Tage des Zorns in Europa – nur der deutsche Corona-Michel döst weiter

Eine der Kundgebungen am Samstag in Wien (Foto:Imago)

Das vergangene Wochenende dürfte in die Geschichte eingehen als Auftakt des Widerstands, als letzterer friedlicher Warnschuss gegen einen historischen Dammbruch. Denn der freie Westen ist dabei, seine Unschuld zu verlieren und einen historischen Sündenfall zu begehen: Mit der Impfpflicht und taktischen Diskriminierung Ungeimpfter überschreitet eine beispiellos hysterisierte Politik eine rote Linie, hinter der es kein Zurück mehr gibt. Wer diese letzte Firewall einreißt, ist verloren. Hier beginnen Diktatur und Rechtlosigkeit – weil ein Staat, der dies mit seinen Bürgern tun kann, letztlich alles mit ihnen tun kann.

Viele Menschen in etlichen EU-Städten, vor allem in Benelux und Österreich, aber auch in Kroatien und Frankreich wagen sich aus der Deckung. Die Völker spüren, dass es bald um alles geht. Gegen das, was nun folgt, sind die Zumutungen der ersten 12 Monate Corona eine Petitesse. Scheibchenweise fällt ein Tabu nach dem anderen, und mittlerweile ist es schwierig bis logikfremd, hier nicht mehr an eine ruchlose Agenda zu glauben. Denn alles, wovor gewarnt wurde, wird real: Impfausweise als Alltagsausweis sind es bereits. Der Impfzwang – und zwar als Dauerinstitution – folgt als nächstes.
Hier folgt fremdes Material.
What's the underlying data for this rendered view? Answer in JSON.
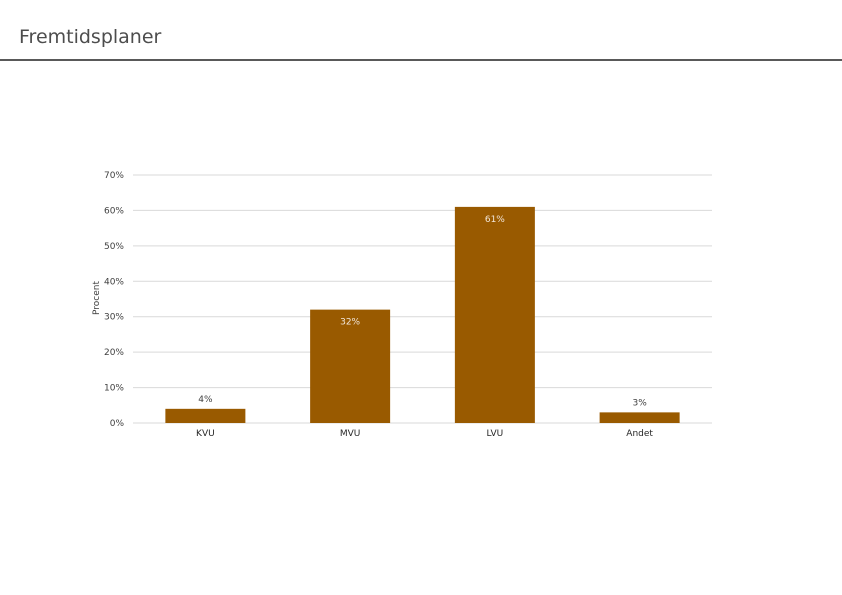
{
  "page": {
    "title": "Fremtidsplaner"
  },
  "chart_data": {
    "type": "bar",
    "title": "",
    "xlabel": "",
    "ylabel": "Procent",
    "categories": [
      "KVU",
      "MVU",
      "LVU",
      "Andet"
    ],
    "values": [
      4,
      32,
      61,
      3
    ],
    "value_labels": [
      "4%",
      "32%",
      "61%",
      "3%"
    ],
    "ylim": [
      0,
      70
    ],
    "yticks": [
      0,
      10,
      20,
      30,
      40,
      50,
      60,
      70
    ],
    "ytick_labels": [
      "0%",
      "10%",
      "20%",
      "30%",
      "40%",
      "50%",
      "60%",
      "70%"
    ],
    "grid": true,
    "legend": "none",
    "colors": {
      "bar": "#995a00",
      "grid": "#d9d9d9",
      "label_inside": "#f2e6d9",
      "label_outside": "#404040"
    }
  }
}
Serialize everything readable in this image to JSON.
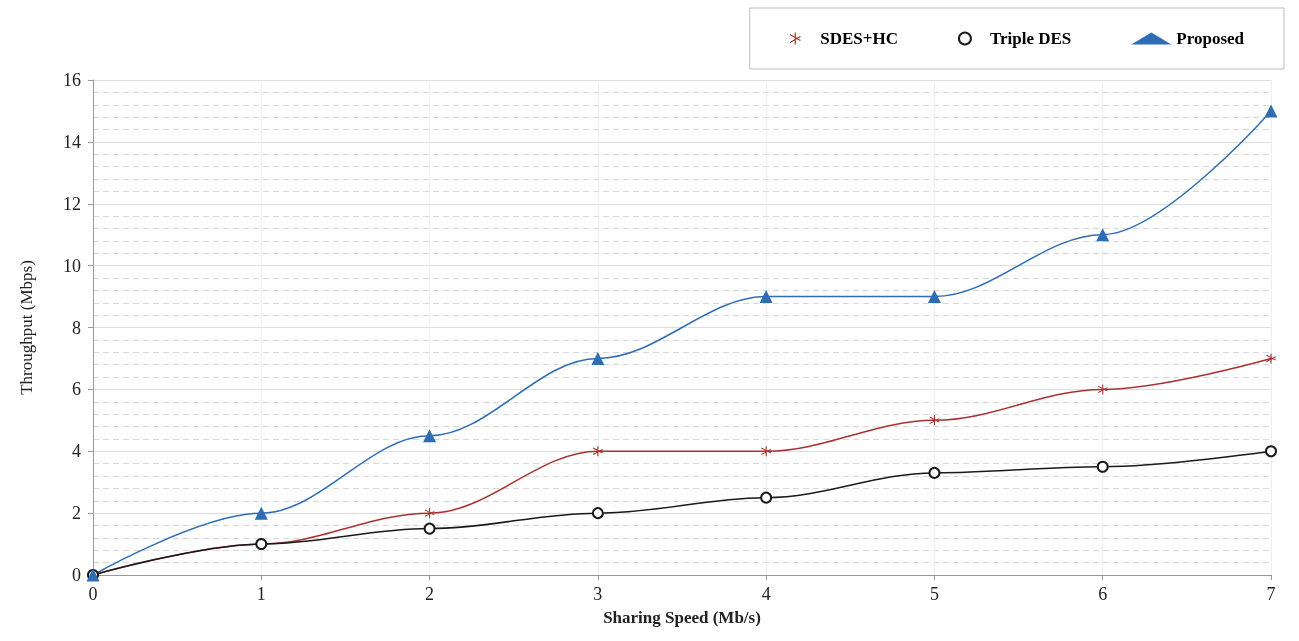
{
  "chart_data": {
    "type": "line",
    "xlabel": "Sharing Speed (Mb/s)",
    "ylabel": "Throughput (Mbps)",
    "x": [
      0,
      1,
      2,
      3,
      4,
      5,
      6,
      7
    ],
    "series": [
      {
        "name": "SDES+HC",
        "color": "#a83232",
        "marker": "cross",
        "values": [
          0,
          1,
          2,
          4,
          4,
          5,
          6,
          7
        ]
      },
      {
        "name": "Triple DES",
        "color": "#1a1a1a",
        "marker": "circle",
        "values": [
          0,
          1,
          1.5,
          2,
          2.5,
          3.3,
          3.5,
          4
        ]
      },
      {
        "name": "Proposed",
        "color": "#2e6db4",
        "marker": "triangle",
        "values": [
          0,
          2,
          4.5,
          7,
          9,
          9,
          11,
          15
        ]
      }
    ],
    "xlim": [
      0,
      7
    ],
    "xticks": [
      0,
      1,
      2,
      3,
      4,
      5,
      6,
      7
    ],
    "ylim": [
      0,
      16
    ],
    "yticks": [
      0,
      2,
      4,
      6,
      8,
      10,
      12,
      14,
      16
    ],
    "grid": true,
    "legend": "top right",
    "line_style": "solid"
  }
}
Dass sich dagegen die Menschen auflehnen – erst noch wenige, bald mehr und irgendwann womöglich eine kritische Masse – war erwartbar und nur eine Frage der Zeit. Und es sind keineswegs Unbelehrbare, Spinner oder Radikale, die am Ende ihrer Duldungsstarre angelangt sind, sondern Vertreter der bisherigen silent majority. In Belgien beispielsweise waren es keine irgendwelche Hooligans, Esoteriker, Querdenker (und was dergleichen mittlerweile an abstrusen Zerrbildern der „Impfgegnerszene” die Runde macht, eskalativ transportiert von zu Werkzeugen einer beispiellosen Volksverhetzung mutierten Massenmedien), die da auf die Straße gingen. Sondern es waren im Leben stehende Bürger, die sich nicht abfinden wollen mit der Ankündigung ihrer Regierung, dass sämtliche Mitarbeiter im belgischen Gesundheitswesen bis 1. April verpflichten durchgeimpft sein müssen und andernfalls nicht nur Jobverlust, sondern gar die Aberkennung ihres Berufstitels befürchten müssen. Die Proteste schlossen sich nahtlos – und nicht ohne Grund – an große Streikwellen insbesondere in etlichen Krankenhäusern in Wallonien an.

Die letzte Firewall

Dass es ganz überwiegend friedliche, passive, stinknormale, um die Zukunft ihres Landes besorgte Bürger sind, die sich „solidarisieren” (hier stimmt der Begriff ausnahmsweise) – Eltern mit Kindern, betroffene Arbeitnehmer und Unternehmer, Künstler und „Normalos” im allerbesten Sinne -, das kann sich in zahllosen Videos jeder vor Augen halten, der sich jenseits der tendenziösen öffentlich-rechtlichen Berieselung durch manipulative Bildauswahl ein eigenes Bild zu machen willens ist. Zumindest in Belgien ging die Provokation fast ausnahmslos von der Staatsmacht aus; wie etwa beim Auftritt des aus Gent stammenden Aktivisten Vincent Vandeputte, während dessen völlig friedlicher Ansprache die Polizei plötzlich anfing, hinter der Bühne Tränengas zu versprühen. Bereits im Vorfeld der Demonstration waren Züge von Antwerpen und Oudenaarde angehalten worden – angeblich, weil die anreisenden Teilnehmer gegen Corona-Auflagen und Maskenzwang verstoßen hätten. Man kennt die Masche ja bereits aus Deutschland.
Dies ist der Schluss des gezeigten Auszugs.